Hereditary and congenital conditions are those that are present at birth. This category of diseases can affect the eyes in addition to many other bodily systems. Congenital eye diseases are less common in cats than in dogs, but occur among both species. Such conditions can cause symptoms that severely inhibit pets’ quality of life, including pain, nerve damage, or even blindness. Common examples, as described in detail on pet insurance provider Trupanion’s blog, include:
- Glaucoma: A buildup of fluid in the eye that can cause pressure and optic nerve damage. This can eventually lead to blindness. Glaucoma treatment can cost anywhere from $1,000 to $3,000.
- Cherry eye: When the tear gland of the third eyelid protrudes, appearing as a red bulge in the eye corner. Irritation of this protruding gland can lead to ulcers. Treatment costs between $100 and $900, typically.
- Entropion and ectropion: The former refers to the eyelids turning inward, and the latter to eyelids turning outward. This causes eyelashes to rub on the eye and dry eyes, respectively. Surgery for either eyelid condition can cost hundreds of dollars.

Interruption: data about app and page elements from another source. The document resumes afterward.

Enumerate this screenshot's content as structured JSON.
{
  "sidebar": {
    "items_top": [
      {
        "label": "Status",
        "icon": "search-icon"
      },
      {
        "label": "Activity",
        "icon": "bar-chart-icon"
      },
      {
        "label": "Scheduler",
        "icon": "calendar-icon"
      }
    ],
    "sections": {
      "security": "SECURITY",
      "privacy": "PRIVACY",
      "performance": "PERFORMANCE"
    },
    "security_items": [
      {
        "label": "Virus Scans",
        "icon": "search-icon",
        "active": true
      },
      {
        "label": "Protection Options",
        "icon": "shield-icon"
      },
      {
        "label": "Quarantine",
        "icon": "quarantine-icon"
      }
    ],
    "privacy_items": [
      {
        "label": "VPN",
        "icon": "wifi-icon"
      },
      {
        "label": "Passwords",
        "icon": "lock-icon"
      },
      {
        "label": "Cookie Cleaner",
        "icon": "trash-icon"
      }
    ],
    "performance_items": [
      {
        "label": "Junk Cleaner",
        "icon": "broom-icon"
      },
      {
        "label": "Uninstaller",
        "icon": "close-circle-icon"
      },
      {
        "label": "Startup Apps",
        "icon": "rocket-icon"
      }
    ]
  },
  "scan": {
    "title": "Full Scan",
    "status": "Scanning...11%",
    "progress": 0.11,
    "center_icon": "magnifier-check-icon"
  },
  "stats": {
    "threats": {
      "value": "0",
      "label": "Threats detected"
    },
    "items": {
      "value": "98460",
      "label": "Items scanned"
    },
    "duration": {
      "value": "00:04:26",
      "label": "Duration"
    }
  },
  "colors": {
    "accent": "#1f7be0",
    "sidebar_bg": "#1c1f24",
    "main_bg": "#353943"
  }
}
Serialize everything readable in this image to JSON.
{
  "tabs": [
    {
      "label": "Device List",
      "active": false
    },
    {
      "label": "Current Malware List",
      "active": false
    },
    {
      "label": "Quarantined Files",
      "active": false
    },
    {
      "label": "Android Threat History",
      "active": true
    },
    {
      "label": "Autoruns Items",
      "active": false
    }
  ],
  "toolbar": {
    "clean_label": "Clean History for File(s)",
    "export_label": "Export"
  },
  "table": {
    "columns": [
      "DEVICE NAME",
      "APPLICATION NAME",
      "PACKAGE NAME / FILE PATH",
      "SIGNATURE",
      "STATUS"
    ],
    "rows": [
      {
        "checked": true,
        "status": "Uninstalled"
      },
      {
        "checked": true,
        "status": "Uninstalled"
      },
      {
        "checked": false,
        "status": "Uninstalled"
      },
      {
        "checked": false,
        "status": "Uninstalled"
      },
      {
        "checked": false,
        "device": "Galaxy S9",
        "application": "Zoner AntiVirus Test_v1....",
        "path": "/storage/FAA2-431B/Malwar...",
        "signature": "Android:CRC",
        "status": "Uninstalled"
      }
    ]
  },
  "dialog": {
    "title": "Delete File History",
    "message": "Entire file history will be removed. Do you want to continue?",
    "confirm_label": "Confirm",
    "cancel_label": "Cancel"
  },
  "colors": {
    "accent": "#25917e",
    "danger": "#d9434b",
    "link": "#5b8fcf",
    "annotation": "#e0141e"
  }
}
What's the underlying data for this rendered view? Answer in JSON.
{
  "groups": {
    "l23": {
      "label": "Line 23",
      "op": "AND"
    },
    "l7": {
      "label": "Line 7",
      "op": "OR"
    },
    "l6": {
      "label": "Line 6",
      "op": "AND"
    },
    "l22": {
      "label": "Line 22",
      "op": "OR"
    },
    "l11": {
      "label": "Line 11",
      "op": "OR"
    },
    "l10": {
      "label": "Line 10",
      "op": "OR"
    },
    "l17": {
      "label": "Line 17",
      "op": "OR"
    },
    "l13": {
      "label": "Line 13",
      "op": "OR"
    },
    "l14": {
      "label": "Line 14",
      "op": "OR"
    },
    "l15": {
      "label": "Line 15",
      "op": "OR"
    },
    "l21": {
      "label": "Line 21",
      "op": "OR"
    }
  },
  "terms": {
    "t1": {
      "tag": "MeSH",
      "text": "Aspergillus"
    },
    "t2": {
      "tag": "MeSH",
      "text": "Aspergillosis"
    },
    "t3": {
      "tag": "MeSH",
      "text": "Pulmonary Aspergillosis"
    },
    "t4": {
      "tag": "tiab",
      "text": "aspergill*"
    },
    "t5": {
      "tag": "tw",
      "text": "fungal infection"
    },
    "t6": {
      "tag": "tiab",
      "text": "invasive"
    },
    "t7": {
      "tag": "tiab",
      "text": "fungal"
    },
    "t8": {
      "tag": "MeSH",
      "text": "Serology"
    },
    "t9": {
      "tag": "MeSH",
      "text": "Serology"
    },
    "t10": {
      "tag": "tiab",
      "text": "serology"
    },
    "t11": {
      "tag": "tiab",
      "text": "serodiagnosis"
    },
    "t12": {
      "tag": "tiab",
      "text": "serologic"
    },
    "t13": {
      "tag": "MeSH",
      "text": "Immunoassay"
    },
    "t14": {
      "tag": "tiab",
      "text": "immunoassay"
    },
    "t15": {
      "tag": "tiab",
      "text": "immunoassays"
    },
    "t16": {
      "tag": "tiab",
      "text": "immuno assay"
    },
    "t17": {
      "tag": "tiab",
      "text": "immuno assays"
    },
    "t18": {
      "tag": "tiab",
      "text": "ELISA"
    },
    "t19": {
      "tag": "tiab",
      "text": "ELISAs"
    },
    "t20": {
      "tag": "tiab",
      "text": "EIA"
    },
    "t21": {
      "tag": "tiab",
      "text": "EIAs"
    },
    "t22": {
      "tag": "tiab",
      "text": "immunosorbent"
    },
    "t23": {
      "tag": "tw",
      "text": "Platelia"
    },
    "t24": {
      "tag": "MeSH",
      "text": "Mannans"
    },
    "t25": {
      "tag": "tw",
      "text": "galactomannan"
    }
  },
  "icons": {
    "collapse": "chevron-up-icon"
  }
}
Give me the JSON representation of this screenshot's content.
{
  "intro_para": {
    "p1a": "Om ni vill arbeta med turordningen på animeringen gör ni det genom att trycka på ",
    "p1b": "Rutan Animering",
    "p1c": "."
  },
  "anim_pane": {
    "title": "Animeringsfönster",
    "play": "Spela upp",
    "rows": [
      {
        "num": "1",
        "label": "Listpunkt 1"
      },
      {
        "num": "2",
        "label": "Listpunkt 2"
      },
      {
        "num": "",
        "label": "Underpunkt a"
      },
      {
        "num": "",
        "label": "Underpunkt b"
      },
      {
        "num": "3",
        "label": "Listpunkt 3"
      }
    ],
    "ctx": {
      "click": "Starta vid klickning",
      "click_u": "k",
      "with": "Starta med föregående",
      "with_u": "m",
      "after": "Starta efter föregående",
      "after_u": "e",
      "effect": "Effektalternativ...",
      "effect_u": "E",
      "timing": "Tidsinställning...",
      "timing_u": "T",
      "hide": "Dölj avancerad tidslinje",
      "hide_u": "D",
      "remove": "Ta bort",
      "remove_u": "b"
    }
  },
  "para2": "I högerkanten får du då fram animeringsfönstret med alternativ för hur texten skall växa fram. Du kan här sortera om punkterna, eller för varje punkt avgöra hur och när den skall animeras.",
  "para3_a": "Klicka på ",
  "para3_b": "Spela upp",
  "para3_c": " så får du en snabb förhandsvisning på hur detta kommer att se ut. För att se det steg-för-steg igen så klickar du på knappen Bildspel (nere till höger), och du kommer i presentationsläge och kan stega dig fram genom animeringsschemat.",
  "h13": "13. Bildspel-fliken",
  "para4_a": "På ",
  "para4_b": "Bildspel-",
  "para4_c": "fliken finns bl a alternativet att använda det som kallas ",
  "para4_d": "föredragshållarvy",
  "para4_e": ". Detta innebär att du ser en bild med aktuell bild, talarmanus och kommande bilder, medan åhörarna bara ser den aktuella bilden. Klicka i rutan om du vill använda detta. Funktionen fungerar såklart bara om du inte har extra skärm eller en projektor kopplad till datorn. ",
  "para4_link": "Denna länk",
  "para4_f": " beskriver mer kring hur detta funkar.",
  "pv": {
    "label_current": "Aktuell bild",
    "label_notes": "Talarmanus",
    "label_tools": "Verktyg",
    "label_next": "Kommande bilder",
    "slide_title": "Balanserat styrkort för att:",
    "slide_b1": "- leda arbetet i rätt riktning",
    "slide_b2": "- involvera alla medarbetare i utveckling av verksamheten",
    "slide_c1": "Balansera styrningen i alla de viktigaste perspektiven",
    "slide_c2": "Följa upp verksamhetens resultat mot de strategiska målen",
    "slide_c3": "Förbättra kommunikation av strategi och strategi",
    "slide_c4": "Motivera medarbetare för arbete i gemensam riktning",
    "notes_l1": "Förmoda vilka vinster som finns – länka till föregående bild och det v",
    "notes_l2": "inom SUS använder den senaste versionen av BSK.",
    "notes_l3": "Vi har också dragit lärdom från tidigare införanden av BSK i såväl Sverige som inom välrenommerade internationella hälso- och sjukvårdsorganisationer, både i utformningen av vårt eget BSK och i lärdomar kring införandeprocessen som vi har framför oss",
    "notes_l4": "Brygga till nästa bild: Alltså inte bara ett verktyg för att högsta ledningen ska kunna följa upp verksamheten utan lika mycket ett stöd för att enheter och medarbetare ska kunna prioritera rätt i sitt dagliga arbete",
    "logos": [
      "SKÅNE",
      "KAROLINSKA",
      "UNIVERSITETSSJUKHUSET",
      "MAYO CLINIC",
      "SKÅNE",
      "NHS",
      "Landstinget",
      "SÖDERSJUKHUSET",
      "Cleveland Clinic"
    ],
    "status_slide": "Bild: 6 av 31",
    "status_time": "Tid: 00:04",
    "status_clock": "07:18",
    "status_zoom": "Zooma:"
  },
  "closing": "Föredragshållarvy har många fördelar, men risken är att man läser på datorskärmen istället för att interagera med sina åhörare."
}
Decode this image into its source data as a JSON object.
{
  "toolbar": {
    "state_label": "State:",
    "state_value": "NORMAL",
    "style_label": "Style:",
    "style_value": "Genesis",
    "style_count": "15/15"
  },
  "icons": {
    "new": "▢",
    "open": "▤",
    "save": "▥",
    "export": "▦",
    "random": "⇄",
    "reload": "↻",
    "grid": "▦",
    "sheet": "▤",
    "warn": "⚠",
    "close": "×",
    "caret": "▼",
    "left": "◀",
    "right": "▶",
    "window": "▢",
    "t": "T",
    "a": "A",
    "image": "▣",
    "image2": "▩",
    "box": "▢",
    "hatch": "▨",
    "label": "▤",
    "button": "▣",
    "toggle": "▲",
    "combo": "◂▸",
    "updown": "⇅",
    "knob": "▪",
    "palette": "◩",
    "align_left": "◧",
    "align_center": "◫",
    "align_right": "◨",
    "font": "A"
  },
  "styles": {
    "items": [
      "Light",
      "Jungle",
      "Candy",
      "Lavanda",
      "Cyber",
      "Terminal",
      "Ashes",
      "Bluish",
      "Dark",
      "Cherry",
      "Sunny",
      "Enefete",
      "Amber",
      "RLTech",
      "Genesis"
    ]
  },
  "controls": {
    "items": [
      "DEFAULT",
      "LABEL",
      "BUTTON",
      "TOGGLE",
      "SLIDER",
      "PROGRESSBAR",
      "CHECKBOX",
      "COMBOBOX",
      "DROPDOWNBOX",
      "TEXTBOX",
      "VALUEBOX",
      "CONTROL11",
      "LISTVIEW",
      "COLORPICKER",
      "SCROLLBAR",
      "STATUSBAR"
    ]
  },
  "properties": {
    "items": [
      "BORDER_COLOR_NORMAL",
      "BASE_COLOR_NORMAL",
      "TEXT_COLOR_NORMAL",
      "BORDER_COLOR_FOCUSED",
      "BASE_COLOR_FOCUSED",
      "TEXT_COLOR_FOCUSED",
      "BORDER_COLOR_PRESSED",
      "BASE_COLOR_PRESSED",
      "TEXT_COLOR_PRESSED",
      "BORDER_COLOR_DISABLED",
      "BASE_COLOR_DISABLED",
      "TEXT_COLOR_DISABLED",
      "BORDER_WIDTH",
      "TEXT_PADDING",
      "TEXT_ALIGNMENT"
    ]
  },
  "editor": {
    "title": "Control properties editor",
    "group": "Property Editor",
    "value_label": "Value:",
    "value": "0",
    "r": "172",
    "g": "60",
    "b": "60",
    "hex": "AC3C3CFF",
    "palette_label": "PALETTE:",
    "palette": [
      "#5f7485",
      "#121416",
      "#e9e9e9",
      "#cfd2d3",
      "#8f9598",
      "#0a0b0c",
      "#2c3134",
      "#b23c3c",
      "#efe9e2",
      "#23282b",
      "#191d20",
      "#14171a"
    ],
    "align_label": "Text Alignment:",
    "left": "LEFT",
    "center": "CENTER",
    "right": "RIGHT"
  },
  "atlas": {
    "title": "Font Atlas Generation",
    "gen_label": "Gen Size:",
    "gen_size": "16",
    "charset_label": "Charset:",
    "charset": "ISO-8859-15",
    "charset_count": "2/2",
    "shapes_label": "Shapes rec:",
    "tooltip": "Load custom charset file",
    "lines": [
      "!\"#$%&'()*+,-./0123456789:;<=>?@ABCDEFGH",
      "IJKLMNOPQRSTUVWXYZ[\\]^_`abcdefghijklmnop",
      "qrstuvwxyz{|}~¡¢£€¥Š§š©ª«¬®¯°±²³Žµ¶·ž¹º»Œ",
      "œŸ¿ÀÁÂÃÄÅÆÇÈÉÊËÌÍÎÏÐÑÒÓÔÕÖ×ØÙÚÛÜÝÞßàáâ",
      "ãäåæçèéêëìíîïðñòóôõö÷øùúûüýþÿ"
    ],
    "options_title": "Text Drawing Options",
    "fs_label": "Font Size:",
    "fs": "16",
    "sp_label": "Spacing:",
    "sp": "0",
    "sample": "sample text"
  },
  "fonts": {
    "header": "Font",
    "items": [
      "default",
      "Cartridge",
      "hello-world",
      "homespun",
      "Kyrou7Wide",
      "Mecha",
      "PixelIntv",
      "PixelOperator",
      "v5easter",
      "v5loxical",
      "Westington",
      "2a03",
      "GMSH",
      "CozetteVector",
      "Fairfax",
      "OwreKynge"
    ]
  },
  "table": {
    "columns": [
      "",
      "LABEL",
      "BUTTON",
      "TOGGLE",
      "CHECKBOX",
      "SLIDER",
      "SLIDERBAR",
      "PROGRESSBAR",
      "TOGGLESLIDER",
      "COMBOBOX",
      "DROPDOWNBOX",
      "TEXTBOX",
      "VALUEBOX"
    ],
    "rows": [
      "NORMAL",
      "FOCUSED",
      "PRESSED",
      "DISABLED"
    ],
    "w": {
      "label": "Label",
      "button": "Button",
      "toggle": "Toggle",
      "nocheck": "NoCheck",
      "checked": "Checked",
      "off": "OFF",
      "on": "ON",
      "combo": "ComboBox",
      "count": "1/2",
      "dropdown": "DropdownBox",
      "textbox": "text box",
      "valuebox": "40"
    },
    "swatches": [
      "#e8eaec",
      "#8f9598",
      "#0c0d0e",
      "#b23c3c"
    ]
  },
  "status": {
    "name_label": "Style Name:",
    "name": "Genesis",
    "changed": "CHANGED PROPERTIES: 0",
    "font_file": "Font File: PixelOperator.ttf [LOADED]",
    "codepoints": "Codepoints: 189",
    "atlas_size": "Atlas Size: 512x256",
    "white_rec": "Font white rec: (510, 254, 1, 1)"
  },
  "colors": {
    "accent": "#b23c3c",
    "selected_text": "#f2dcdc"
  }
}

Coverages Will Vary By Provider and Policy
It really depends on the policy of the insurance provider, which will vary. Nearly all pet insurance companies state definitively that they will not cover pre-existing conditions, and generally, they will place congenital conditions (including congenital eye diseases) under that umbrella.
However, there are certain companies that do not exclude congenital eye conditions from coverage. That’s because these pet insurance providers do not necessarily consider congenital eye conditions to be pre-existing conditions. In the case of Trupanion, for instance, their “policy states that as long as the pet had full policy coverage before the first signs or symptoms of the condition were noted, treatment for the condition is covered.” Trupanion will pay 90% of the bill, putting no limits on payment.
Healthy Paws has a similar policy. As they state on their website, they “don't place coverage restrictions on hereditary or congenital conditions. Pets are eligible for coverage so long as the signs and symptoms first manifest after enrolling, including any applicable waiting periods.” As with Trupanion’s policy, as long as your pet hasn’t shown any symptoms before coverage begins, they’ll be covered for congenital conditions.
ASPCA Pet Health Insurance’s Complete Coverage includes coverage for hereditary and congenital conditions, listing eye disorders among those covered. Once again, they exclude pre-existing conditions from coverage, defining them as conditions that arise before coverage has begun.As you’ve probably gleaned from this summary, there are pet insurance providers who will cover your pet’s congenital eye condition. But because they won’t cover them as pre-existing conditions, you should consider purchasing pet insurance for your pet now if you think there’s a chance that your dog or cat will develop symptoms of a congenital eye disorder as they age.